Sunday, December 13, 2009

One Nation, Under Television And Obsession.

By Matthew Kerridge

The A. C. Nielsen Co., in doing its research has numbers saying the average American citizen, over a sixty five yr. Lifetime will spend slightly over nine years watching television. This translates to nearly twenty eight hours of watching per week and up a full two months per year in viewing! A simple indicator of our national obsession with them.

Households in the United States have the highest ownership rate on earth today per-capita. With numbers over ninety-nine percent owning a minimum one, and standing at an average of not quite three TV sets in each home. These sets are turned on, (if being watched or even not) for almost seven solid hours per day on average, and when the term couch potato is being used, it does not fall too far from base does it?

A full sixty percent or more of the United States population is able to name all members of a comedy team like the Three Stooges comedy team, but but less than fifteen percent of the same number questioned being able to name any three Supreme Court Justices of the nine that sit on it. The modern television has been seen as an aid developmentally in this over a time frame.

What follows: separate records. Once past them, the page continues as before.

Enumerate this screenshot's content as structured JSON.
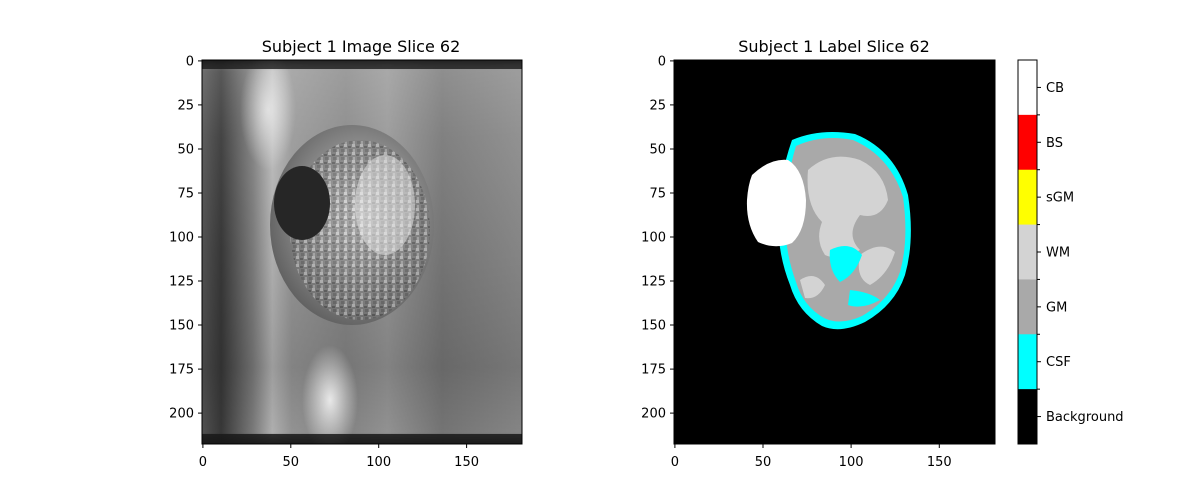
{
  "figure": {
    "left_panel": {
      "title": "Subject 1 Image Slice 62",
      "xticks": [
        "0",
        "50",
        "100",
        "150"
      ],
      "yticks": [
        "0",
        "25",
        "50",
        "75",
        "100",
        "125",
        "150",
        "175",
        "200"
      ]
    },
    "right_panel": {
      "title": "Subject 1 Label Slice 62",
      "xticks": [
        "0",
        "50",
        "100",
        "150"
      ],
      "yticks": [
        "0",
        "25",
        "50",
        "75",
        "100",
        "125",
        "150",
        "175",
        "200"
      ]
    },
    "colorbar": {
      "labels": [
        "CB",
        "BS",
        "sGM",
        "WM",
        "GM",
        "CSF",
        "Background"
      ],
      "colors": [
        "#ffffff",
        "#ff0000",
        "#ffff00",
        "#d3d3d3",
        "#a9a9a9",
        "#00ffff",
        "#000000"
      ]
    },
    "image_extent": {
      "x": [
        0,
        182
      ],
      "y": [
        0,
        218
      ]
    }
  }
}
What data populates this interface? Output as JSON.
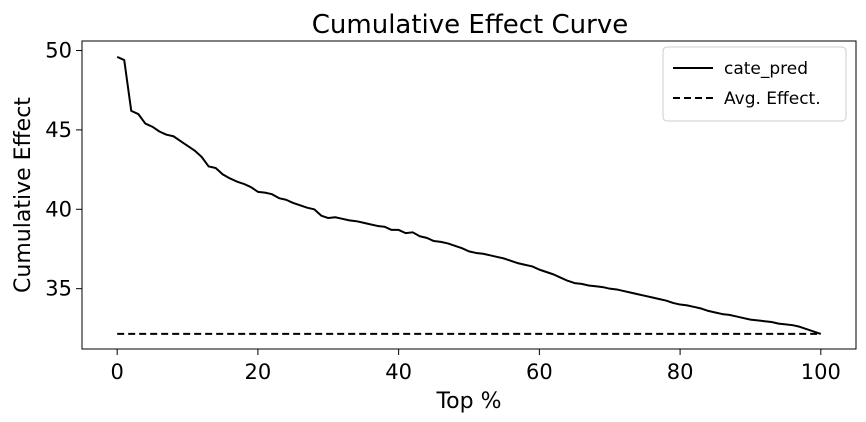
{
  "chart_data": {
    "type": "line",
    "title": "Cumulative Effect Curve",
    "xlabel": "Top %",
    "ylabel": "Cumulative Effect",
    "xlim": [
      -5,
      105
    ],
    "ylim": [
      31.2,
      50.6
    ],
    "xticks": [
      0,
      20,
      40,
      60,
      80,
      100
    ],
    "yticks": [
      35,
      40,
      45,
      50
    ],
    "grid": false,
    "legend_position": "top-right",
    "series": [
      {
        "name": "cate_pred",
        "style": "solid",
        "color": "#000000",
        "x": [
          0,
          1,
          2,
          3,
          4,
          5,
          6,
          7,
          8,
          9,
          10,
          11,
          12,
          13,
          14,
          15,
          16,
          17,
          18,
          19,
          20,
          21,
          22,
          23,
          24,
          25,
          26,
          27,
          28,
          29,
          30,
          31,
          32,
          33,
          34,
          35,
          36,
          37,
          38,
          39,
          40,
          41,
          42,
          43,
          44,
          45,
          46,
          47,
          48,
          49,
          50,
          51,
          52,
          53,
          54,
          55,
          56,
          57,
          58,
          59,
          60,
          61,
          62,
          63,
          64,
          65,
          66,
          67,
          68,
          69,
          70,
          71,
          72,
          73,
          74,
          75,
          76,
          77,
          78,
          79,
          80,
          81,
          82,
          83,
          84,
          85,
          86,
          87,
          88,
          89,
          90,
          91,
          92,
          93,
          94,
          95,
          96,
          97,
          98,
          99,
          100
        ],
        "y": [
          49.6,
          49.4,
          46.2,
          46.0,
          45.4,
          45.2,
          44.9,
          44.7,
          44.6,
          44.3,
          44.0,
          43.7,
          43.3,
          42.7,
          42.6,
          42.2,
          41.95,
          41.75,
          41.6,
          41.4,
          41.1,
          41.05,
          40.95,
          40.7,
          40.6,
          40.4,
          40.25,
          40.1,
          40.0,
          39.6,
          39.45,
          39.5,
          39.4,
          39.3,
          39.25,
          39.15,
          39.05,
          38.95,
          38.9,
          38.7,
          38.7,
          38.5,
          38.55,
          38.3,
          38.2,
          38.0,
          37.95,
          37.85,
          37.7,
          37.55,
          37.35,
          37.25,
          37.2,
          37.1,
          37.0,
          36.9,
          36.75,
          36.6,
          36.5,
          36.4,
          36.2,
          36.05,
          35.9,
          35.7,
          35.5,
          35.35,
          35.3,
          35.2,
          35.15,
          35.1,
          35.0,
          34.95,
          34.85,
          34.75,
          34.65,
          34.55,
          34.45,
          34.35,
          34.25,
          34.1,
          34.0,
          33.95,
          33.85,
          33.75,
          33.6,
          33.5,
          33.4,
          33.35,
          33.25,
          33.15,
          33.05,
          33.0,
          32.95,
          32.9,
          32.8,
          32.75,
          32.7,
          32.6,
          32.45,
          32.3,
          32.15
        ]
      },
      {
        "name": "Avg. Effect.",
        "style": "dashed",
        "color": "#000000",
        "x": [
          0,
          100
        ],
        "y": [
          32.15,
          32.15
        ]
      }
    ]
  }
}
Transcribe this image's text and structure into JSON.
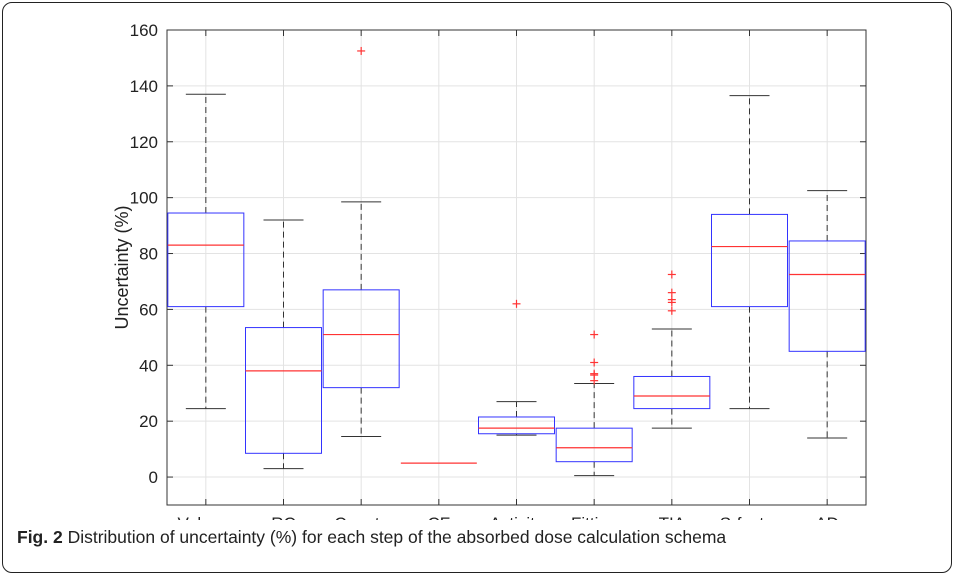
{
  "chart_data": {
    "type": "box",
    "categories": [
      "Volume",
      "RC",
      "Counts",
      "CF",
      "Activity",
      "Fitting",
      "TIA",
      "S-factor",
      "AD"
    ],
    "ylabel": "Uncertainty (%)",
    "ylim": [
      -10,
      160
    ],
    "yticks": [
      0,
      20,
      40,
      60,
      80,
      100,
      120,
      140,
      160
    ],
    "grid": true,
    "box_color": "#3333ff",
    "median_color": "#ff3333",
    "whisker_color": "#333333",
    "outlier_color": "#ff3333",
    "boxes": [
      {
        "category": "Volume",
        "whislo": 24.5,
        "q1": 61,
        "median": 83,
        "q3": 94.5,
        "whishi": 137,
        "fliers": []
      },
      {
        "category": "RC",
        "whislo": 3,
        "q1": 8.5,
        "median": 38,
        "q3": 53.5,
        "whishi": 92,
        "fliers": []
      },
      {
        "category": "Counts",
        "whislo": 14.5,
        "q1": 32,
        "median": 51,
        "q3": 67,
        "whishi": 98.5,
        "fliers": [
          152.5
        ]
      },
      {
        "category": "CF",
        "whislo": 5,
        "q1": 5,
        "median": 5,
        "q3": 5,
        "whishi": 5,
        "fliers": []
      },
      {
        "category": "Activity",
        "whislo": 15,
        "q1": 15.5,
        "median": 17.5,
        "q3": 21.5,
        "whishi": 27,
        "fliers": [
          62
        ]
      },
      {
        "category": "Fitting",
        "whislo": 0.5,
        "q1": 5.5,
        "median": 10.5,
        "q3": 17.5,
        "whishi": 33.5,
        "fliers": [
          34.5,
          36.5,
          37,
          41,
          51
        ]
      },
      {
        "category": "TIA",
        "whislo": 17.5,
        "q1": 24.5,
        "median": 29,
        "q3": 36,
        "whishi": 53,
        "fliers": [
          59.5,
          62.5,
          63.5,
          66,
          72.5
        ]
      },
      {
        "category": "S-factor",
        "whislo": 24.5,
        "q1": 61,
        "median": 82.5,
        "q3": 94,
        "whishi": 136.5,
        "fliers": []
      },
      {
        "category": "AD",
        "whislo": 14,
        "q1": 45,
        "median": 72.5,
        "q3": 84.5,
        "whishi": 102.5,
        "fliers": []
      }
    ]
  },
  "caption": {
    "label": "Fig. 2",
    "text": "Distribution of uncertainty (%) for each step of the absorbed dose calculation schema"
  }
}
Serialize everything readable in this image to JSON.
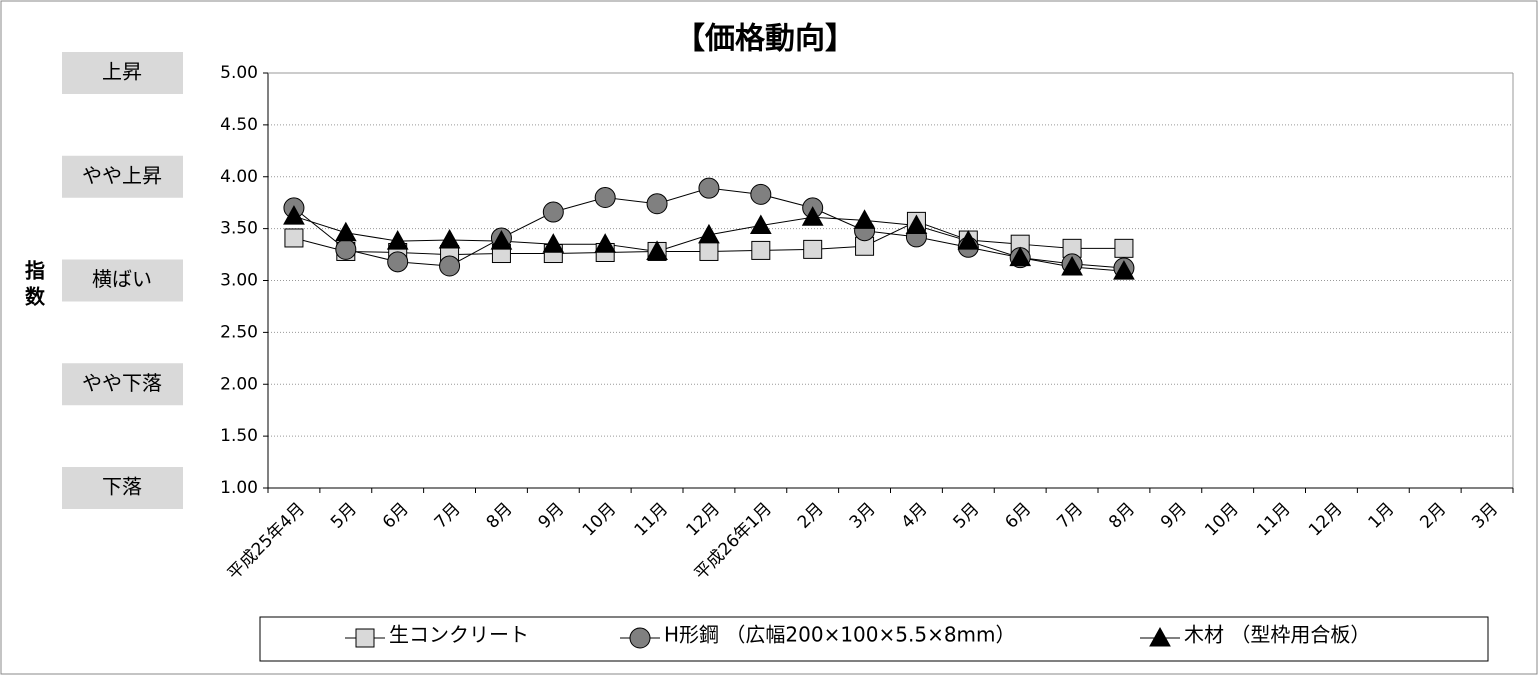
{
  "chart_data": {
    "type": "line",
    "title": "【価格動向】",
    "y_label": "指数",
    "categories": [
      "平成25年4月",
      "5月",
      "6月",
      "7月",
      "8月",
      "9月",
      "10月",
      "11月",
      "12月",
      "平成26年1月",
      "2月",
      "3月",
      "4月",
      "5月",
      "6月",
      "7月",
      "8月",
      "9月",
      "10月",
      "11月",
      "12月",
      "1月",
      "2月",
      "3月"
    ],
    "series": [
      {
        "name": "生コンクリート",
        "color": "#d9d9d9",
        "marker": "square",
        "values": [
          3.41,
          3.28,
          3.27,
          3.25,
          3.26,
          3.26,
          3.27,
          3.28,
          3.28,
          3.29,
          3.3,
          3.33,
          3.57,
          3.39,
          3.35,
          3.31,
          3.31,
          null,
          null,
          null,
          null,
          null,
          null,
          null
        ]
      },
      {
        "name": "H形鋼 （広幅200×100×5.5×8mm）",
        "color": "#808080",
        "marker": "circle",
        "values": [
          3.7,
          3.3,
          3.18,
          3.14,
          3.41,
          3.66,
          3.8,
          3.74,
          3.89,
          3.83,
          3.7,
          3.48,
          3.42,
          3.32,
          3.22,
          3.16,
          3.12,
          null,
          null,
          null,
          null,
          null,
          null,
          null
        ]
      },
      {
        "name": "木材 （型枠用合板）",
        "color": "#000000",
        "marker": "triangle",
        "values": [
          3.62,
          3.46,
          3.38,
          3.39,
          3.38,
          3.35,
          3.35,
          3.28,
          3.44,
          3.53,
          3.61,
          3.58,
          3.53,
          3.38,
          3.22,
          3.13,
          3.09,
          null,
          null,
          null,
          null,
          null,
          null,
          null
        ]
      }
    ],
    "ylim": [
      1,
      5
    ],
    "yticks": [
      {
        "value": 1,
        "label": "1.00"
      },
      {
        "value": 1.5,
        "label": "1.50"
      },
      {
        "value": 2,
        "label": "2.00"
      },
      {
        "value": 2.5,
        "label": "2.50"
      },
      {
        "value": 3,
        "label": "3.00"
      },
      {
        "value": 3.5,
        "label": "3.50"
      },
      {
        "value": 4,
        "label": "4.00"
      },
      {
        "value": 4.5,
        "label": "4.50"
      },
      {
        "value": 5,
        "label": "5.00"
      }
    ],
    "level_labels": [
      {
        "value": 5,
        "label": "上昇"
      },
      {
        "value": 4,
        "label": "やや上昇"
      },
      {
        "value": 3,
        "label": "横ばい"
      },
      {
        "value": 2,
        "label": "やや下落"
      },
      {
        "value": 1,
        "label": "下落"
      }
    ],
    "grid": true
  }
}
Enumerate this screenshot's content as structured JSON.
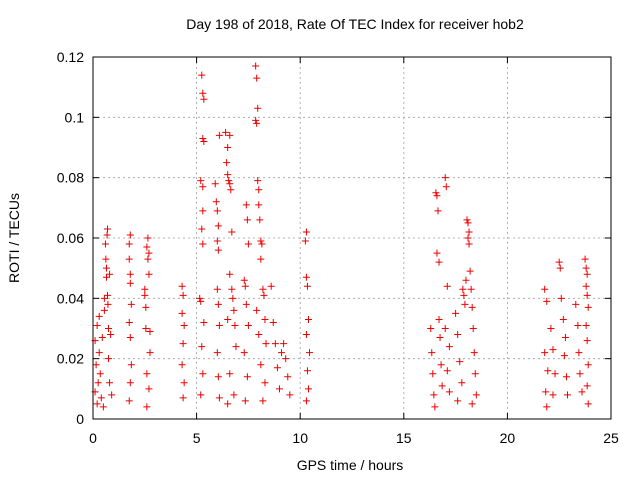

The television was made commercially available in the early nineteen-thirties time frame. The first actual public broadcasts having been made from the Olympiad of nineteen thirty-six in Berlin Germany to government run stations in that city and Leipzig as well. This availed the games for viewing the first time to a nations populace. Due to sheer cost and a lack of programming, the television was not to make headway into peoples hearth and home until the mid part of the nineteen-fifties.

With the growing sales of sets, the television developed into an unmatched advertising tool as well. Broadcasters currently, use thirty percent or more of time for advertising usage. The average child in the United States alone, sees nearly twenty thousand thirty second commercials per year. The result effects manufacturers, retailers, and they base of the economy itself. Ask yourself if you would have been at that fast food outlet today if not for the children's prodding of you, and their will to get the new toy offered with a meal.

The average American youth spends nearly nine hundred hours per year in school. Now, comparing this to the fact that the same young child is spending very near, or more than seventeen hundred hours watching a television during the same years time frame! Since the early part of the nineteen-seventies, disparity in numbers like these has been advanced very steadily. Additions of various inventions like these; the DVD, the VCR, Blu-Ray systems, DVR and the like, we are rapidly adding to the already high numbers over recent years.

The television is a valuable tool of communication, learning, and development. The over use of it as a distraction is its greatest detriment and flaw. The public needs to be aware of and try to monitor its use in more productive and responsible manner.